4. As a result of that event, the Claimant has brought this claim against DSG as the relevant data controller for damages limited to £5,000.00. Those damages are not claimed as a result of any personal injury but, as described in more detail below, are damages in respect of distress the Claimant suffered as a result of his personal data
being compromised and lost. The causes of action relied upon are breach of confidence (“BoC”), misuse of private information (“MPI”), breach of the Data Protection Act 1998 (“DPA”), and common law negligence.
 
5. By an Application Notice dated 17 June 2021, DSG seeks summary judgment and/or an order striking out each of these claims apart from the claim for breach of statutory duty arising out of alleged breach of DPP7. DPP7 requires “appropriate technical and organisational measures to be taken against unauthorised or unlawful processing of
data”. Just before the hearing before me the Claimant undertook to discontinue his claims in respect of other alleged breaches of data protection principles.
 
The High Court judge went on to strike out most of the proceedings:
 
43. DSG’s application succeeds. All claims are dismissed and/or struck out save as regards the claim for breach of statutory duty in relation to DPP7. As indicated above, Counsel for the Claimant submitted that by amendment the claim might be saved or improved. It was said that this would be done after the FTT appeal and factual findings in that process. That is not an answer to DSG’s application which concerns the only current pleaded case before the court.

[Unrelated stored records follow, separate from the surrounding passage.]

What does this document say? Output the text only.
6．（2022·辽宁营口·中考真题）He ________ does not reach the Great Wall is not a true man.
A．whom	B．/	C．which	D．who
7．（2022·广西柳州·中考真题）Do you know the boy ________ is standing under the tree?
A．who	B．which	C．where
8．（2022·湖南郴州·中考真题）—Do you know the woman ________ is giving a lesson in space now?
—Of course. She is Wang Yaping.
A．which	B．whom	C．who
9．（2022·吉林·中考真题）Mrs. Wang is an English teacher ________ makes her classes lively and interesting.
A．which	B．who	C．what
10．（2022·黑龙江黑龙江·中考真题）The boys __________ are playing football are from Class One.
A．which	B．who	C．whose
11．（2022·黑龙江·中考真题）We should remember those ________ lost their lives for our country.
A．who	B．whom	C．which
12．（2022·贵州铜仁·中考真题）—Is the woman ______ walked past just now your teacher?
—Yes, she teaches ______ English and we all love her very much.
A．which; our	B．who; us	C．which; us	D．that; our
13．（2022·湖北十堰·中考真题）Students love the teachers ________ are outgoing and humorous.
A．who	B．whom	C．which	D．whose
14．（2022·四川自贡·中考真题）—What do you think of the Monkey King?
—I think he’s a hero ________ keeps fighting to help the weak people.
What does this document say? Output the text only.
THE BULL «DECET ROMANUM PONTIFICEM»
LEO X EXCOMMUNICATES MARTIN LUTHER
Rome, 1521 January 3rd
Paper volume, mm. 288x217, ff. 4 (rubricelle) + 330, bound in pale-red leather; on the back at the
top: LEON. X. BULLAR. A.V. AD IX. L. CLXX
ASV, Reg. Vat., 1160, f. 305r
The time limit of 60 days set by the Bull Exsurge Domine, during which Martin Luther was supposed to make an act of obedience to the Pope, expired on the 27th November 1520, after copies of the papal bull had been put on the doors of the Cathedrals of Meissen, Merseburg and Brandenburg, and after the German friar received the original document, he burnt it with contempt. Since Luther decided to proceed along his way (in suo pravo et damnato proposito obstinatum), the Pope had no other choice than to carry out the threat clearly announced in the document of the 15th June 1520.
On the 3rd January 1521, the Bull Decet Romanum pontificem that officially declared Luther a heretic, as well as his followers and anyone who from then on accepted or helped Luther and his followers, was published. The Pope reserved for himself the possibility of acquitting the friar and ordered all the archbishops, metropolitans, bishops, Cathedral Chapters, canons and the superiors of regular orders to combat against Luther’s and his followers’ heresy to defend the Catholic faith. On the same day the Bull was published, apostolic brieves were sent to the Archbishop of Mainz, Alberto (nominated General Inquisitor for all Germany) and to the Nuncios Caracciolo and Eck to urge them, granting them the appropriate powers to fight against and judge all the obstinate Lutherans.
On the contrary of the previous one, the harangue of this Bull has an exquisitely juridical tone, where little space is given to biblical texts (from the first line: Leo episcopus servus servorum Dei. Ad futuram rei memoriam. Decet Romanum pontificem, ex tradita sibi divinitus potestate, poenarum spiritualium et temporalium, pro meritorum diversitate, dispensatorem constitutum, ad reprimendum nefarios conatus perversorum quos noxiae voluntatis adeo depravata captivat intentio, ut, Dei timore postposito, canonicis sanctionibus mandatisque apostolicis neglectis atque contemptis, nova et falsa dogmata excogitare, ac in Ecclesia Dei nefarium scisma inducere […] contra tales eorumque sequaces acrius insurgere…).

This is not a case where I was presented with a draft pleading which sought to cure the problems.
 
44. That remaining claim is transferred to the County Court for directions following expiry of the stay pending the FTT appeal.
 
One of the consequences, of such a ruling would be that no claim for recovery of the ATE insurance premium could be made, as the claim properly analysed did not involve “publication and privacy” proceedings.
 
In summary, although the Google case will have profound effects on the development of data breach litigation, and representative actions more generally, already the existing body of data breach litigation is generating plenty of costs disputes, which show no sign of abating.